Increasing the Black presence makes economic sense, Johnson says. “The climate will be driven by the community these corporations serve. The demand for more Black attorneys by corporate clients is a definitive incentive for corporations and large law firms to increase their level of hiring attorneys of color,” she says.
According to the Minority Corporate Counsel Association’s “2005 Fortune 500 General Counsel Survey,” 28, or 5.6 percent, of Fortune 500 general counsel are minorities and 76, or 15 percent, are women. Of the 76 who are women, five, or 0.5 percent, are minorities. Of the total 28 percent who are minorities, 19, or 3.8 percent, are African-American, no change from 2004; five, or 1 percent, are Hispanic, an increase of three persons from 2004; three, or 0.6 percent, are Asian/Pacific Islanders, an increase of one person from 2004; and one, or 0.2 percent, is Native American, an increase of one person from 2004.
“If you take a look at the numbers, they are indicative of where corporations are in terms of diversity in their legal departments. There are currently 28 minority general counsels (Fortune 500 companies). That’s a huge increase from where corporate America was three to five years ago,” says Shawn Boynes, the association’s director of programs.
MCCA was founded in 1997 to advocate for the expanded hiring, retention and promotion of minority attorneys in corporate law departments and in the law firms that serve them. So pressing are these issues that the association’s Sixth Annual Creating Pathways to Diversity Conference, held Nov. 2 at the New York Marriott Marquis Hotel, was sold out well before the event. Titles of the conference’s workshops and seminars reflect some of the biggest frustrations of diversity in corporate law. Some examples:
- “Diversity and Pro Bono—Separate But Not Equal.” Many organizations group diversity and pro bono initiatives together. While both are very important, they need different strategic attention to ensure success, MCCA says.
- “Busting the Myth About Exclusion.” The perception persists among white attorneys that efforts to assist ethnic minorities are made at their expense.
- “Developing Affinity Groups: Learn-ing From Corporate Counter-parts.” Law firms still struggling with diversity can learn from corporations that have taken the lead on building diverse organizations.
In 2003, MCCA launched Creating Pathways to Diversity™, a three-year research project to study how corporate law departments and law firms design, implement and monitor their diversity progress. Association officials say that by collecting and reporting on diversity best practices in law firms and law departments, they will be able to create effective professional skills development programs for minority attorneys.
Costly workplace discrimination lawsuits, including high-profile cases at major corporations such as The Coca Cola Co. and Morgan Stanley, are forcing the issue of diversity in corporate law.

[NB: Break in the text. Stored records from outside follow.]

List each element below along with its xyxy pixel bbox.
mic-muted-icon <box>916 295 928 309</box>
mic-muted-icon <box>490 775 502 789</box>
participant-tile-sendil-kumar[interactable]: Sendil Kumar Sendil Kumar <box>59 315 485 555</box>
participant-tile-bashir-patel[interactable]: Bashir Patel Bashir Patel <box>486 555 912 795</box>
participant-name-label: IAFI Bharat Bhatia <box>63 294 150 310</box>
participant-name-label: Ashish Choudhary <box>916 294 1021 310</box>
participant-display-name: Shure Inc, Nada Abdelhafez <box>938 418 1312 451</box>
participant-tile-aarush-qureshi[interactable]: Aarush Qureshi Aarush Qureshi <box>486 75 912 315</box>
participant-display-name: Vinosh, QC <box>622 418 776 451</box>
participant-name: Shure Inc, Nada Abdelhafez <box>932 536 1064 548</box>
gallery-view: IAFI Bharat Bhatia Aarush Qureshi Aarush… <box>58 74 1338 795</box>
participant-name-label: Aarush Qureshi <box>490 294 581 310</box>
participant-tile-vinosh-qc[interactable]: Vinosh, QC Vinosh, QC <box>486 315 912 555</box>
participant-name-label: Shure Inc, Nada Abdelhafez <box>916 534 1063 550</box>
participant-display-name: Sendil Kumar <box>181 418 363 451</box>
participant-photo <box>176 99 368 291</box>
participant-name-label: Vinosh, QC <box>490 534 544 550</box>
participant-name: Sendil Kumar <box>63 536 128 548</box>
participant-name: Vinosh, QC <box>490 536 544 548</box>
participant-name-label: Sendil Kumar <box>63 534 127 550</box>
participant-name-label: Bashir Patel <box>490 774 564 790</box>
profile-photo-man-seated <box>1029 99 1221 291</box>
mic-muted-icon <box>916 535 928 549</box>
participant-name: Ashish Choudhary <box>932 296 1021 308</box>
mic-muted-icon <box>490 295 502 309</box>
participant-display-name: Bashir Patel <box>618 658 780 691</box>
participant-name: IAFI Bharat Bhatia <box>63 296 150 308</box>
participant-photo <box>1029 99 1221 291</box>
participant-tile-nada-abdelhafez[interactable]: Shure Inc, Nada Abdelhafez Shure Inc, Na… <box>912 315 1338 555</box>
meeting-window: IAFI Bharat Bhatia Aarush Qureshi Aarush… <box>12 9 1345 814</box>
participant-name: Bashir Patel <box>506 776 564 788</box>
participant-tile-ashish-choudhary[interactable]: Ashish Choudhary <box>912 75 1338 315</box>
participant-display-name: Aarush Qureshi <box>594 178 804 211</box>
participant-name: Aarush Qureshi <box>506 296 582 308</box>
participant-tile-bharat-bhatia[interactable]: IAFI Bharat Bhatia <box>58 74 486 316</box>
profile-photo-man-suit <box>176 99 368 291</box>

A Jan. 10, 2005, report in Fortune notes that 63 percent of corporate general counsel identify employment discrimination lawsuits as their companies’ greatest exposure. The Washington Post has reported that workplace discrimination lawsuits are the second largest source of federal civil litigation.
“Creative recruitment of qualified attorneys from tier three and tier four law schools and from qualified attorneys who have gained experience in the public sector would certainly increase the likelihood of more Black attorneys in corporate America,” Johnson says.
MCCA has made the recruitment of more Blacks to the corporate legal world a priority. Educational programs, training, scholarships and partnering with law schools that provide financial assistance will play a larger role in its recruitment strategy, it says. Equally important, the association will continue to monitor diversity advancement in law offices nationwide.